L'Almanach des Muses transforme le « jeune Picard » en « jeune Picart ».
Petite pièce patriotique très-accueillie.
On y retrouve avec plaisir, tous les personnages qu'on a vus dans l'optimiste, mais ils ont changé de physionomie avec le temps, et n'en sont pas moins intéressans.
Des détail charmans, comme dans les autres comédies du c. Collin-Harleville.
Sur la page de titre de la brochure, à Paris, chez Prault, l'an III de la République française :
Rose et Picard, ou suite de l'Optimiste, comédie en un acte et en vers, avec un vaudeville et des couplets ; musique de Dalayrac, Par Collin-Harleville
Une note précise : On trouve chez le même Libraire, L'Optimiste, auquel l'Auteur a fait des changemens.

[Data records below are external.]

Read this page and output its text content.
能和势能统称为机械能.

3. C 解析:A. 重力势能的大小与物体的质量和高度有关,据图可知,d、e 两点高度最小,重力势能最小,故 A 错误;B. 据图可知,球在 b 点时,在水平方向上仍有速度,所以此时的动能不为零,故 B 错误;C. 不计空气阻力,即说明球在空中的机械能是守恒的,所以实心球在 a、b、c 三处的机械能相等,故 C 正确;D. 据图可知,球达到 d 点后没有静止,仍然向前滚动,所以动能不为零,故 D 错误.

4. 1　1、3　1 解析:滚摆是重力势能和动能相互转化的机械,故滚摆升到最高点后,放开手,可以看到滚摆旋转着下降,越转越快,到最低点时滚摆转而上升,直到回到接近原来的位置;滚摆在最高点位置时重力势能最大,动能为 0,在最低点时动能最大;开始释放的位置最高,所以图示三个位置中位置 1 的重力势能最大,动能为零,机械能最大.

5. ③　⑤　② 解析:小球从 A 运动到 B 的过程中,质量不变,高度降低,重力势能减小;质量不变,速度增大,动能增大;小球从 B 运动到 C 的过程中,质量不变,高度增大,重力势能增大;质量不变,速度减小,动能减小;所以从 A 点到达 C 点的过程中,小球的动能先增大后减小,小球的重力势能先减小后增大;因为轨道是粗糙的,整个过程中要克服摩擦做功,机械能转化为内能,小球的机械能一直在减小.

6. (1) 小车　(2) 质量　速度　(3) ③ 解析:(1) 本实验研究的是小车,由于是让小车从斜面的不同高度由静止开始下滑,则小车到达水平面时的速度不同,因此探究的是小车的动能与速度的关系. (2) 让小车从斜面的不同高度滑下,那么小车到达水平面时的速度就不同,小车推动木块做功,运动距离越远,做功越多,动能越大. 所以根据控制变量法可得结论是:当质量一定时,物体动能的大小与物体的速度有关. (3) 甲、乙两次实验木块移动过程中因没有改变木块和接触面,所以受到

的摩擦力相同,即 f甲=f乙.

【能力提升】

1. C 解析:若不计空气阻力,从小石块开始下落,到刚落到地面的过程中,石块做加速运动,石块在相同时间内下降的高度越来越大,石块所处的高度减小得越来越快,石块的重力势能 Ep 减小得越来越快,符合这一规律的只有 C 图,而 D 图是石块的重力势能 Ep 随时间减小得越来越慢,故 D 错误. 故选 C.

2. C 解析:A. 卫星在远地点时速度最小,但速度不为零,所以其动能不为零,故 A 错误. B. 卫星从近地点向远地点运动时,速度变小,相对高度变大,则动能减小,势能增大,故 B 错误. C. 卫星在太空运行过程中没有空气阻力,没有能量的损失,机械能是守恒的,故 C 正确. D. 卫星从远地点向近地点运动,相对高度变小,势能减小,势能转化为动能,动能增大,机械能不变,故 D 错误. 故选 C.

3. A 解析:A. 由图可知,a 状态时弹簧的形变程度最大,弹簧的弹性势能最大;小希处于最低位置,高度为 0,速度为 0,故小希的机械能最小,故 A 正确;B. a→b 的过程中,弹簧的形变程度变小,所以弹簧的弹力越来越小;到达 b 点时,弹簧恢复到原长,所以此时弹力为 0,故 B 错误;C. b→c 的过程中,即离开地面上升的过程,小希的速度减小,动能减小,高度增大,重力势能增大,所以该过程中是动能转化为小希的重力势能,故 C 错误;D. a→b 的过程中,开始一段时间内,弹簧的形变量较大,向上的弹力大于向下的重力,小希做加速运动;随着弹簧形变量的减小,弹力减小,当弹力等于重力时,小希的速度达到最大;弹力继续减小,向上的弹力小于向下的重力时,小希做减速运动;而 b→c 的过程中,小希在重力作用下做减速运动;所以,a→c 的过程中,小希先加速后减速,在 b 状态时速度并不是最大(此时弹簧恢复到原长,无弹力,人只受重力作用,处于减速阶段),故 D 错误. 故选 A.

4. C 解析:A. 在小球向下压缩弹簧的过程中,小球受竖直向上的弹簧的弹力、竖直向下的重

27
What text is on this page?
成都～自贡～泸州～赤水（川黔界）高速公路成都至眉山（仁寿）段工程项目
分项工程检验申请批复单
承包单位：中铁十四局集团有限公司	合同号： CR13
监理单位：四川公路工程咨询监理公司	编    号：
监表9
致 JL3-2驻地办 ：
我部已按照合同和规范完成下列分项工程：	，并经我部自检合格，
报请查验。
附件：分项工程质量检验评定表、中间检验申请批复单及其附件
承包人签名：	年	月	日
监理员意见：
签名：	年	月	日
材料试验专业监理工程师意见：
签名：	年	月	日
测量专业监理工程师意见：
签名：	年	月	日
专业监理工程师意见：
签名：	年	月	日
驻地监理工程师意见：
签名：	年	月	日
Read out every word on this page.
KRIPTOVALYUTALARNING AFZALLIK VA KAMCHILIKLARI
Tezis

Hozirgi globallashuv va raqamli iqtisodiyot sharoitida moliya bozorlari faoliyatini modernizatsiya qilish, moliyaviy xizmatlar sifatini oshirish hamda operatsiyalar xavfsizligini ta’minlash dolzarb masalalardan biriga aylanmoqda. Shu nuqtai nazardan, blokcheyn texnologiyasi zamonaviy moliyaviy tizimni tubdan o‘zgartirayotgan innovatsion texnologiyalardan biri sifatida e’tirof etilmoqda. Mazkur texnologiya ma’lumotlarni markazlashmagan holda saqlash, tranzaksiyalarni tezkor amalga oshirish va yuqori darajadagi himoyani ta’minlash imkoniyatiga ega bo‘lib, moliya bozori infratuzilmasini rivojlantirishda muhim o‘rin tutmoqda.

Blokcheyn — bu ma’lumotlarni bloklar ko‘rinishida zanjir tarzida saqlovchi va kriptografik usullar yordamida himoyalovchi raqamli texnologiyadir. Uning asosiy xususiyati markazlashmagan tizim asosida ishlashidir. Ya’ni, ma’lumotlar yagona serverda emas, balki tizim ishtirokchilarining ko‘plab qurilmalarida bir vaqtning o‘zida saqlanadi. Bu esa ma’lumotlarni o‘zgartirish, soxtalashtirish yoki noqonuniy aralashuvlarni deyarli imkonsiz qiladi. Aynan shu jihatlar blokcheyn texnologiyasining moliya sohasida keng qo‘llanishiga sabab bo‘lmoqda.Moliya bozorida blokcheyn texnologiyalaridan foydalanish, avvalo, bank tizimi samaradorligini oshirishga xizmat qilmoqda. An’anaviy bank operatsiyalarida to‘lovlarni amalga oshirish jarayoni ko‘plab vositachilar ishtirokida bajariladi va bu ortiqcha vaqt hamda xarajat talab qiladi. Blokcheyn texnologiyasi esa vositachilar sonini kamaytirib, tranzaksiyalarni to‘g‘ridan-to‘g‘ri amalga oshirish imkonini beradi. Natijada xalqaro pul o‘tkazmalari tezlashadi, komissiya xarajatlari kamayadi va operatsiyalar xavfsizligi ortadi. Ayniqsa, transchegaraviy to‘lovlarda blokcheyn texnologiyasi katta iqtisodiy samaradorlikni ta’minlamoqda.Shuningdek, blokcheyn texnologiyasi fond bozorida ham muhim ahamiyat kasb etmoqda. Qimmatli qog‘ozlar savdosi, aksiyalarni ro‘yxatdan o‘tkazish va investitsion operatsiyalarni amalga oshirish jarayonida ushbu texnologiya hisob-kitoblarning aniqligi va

Dans la Biographie universelle, ancienne et moderne, etc., tome 9 [1813], p. 266, on précise que « cette pièce est un sacrifice fait aux opinions du temps ».
La Décade philosophique, littéraire et politique, an II, tome premier, n° 7 (10 Messidor), p. 424-425 :
Rose et Picard, ou la suite de L'Optimiste. Comédie en un acte, en vers, de Collin-Harleville.
C'est probablement à l'acrimonieuse diatribe qui précède la comédie du Philinthe de Molière, que nous sommes redevables de l'agréable pièce que nous annonçons aujourd'hui. L'auteur, attaqué avec autant de fiel que d'injustice, a mis sa réponse en action. Il a prouvé, sans beaucoup d'efforts, que son Optimiste n'étoit point un caractère immoral , dangereux.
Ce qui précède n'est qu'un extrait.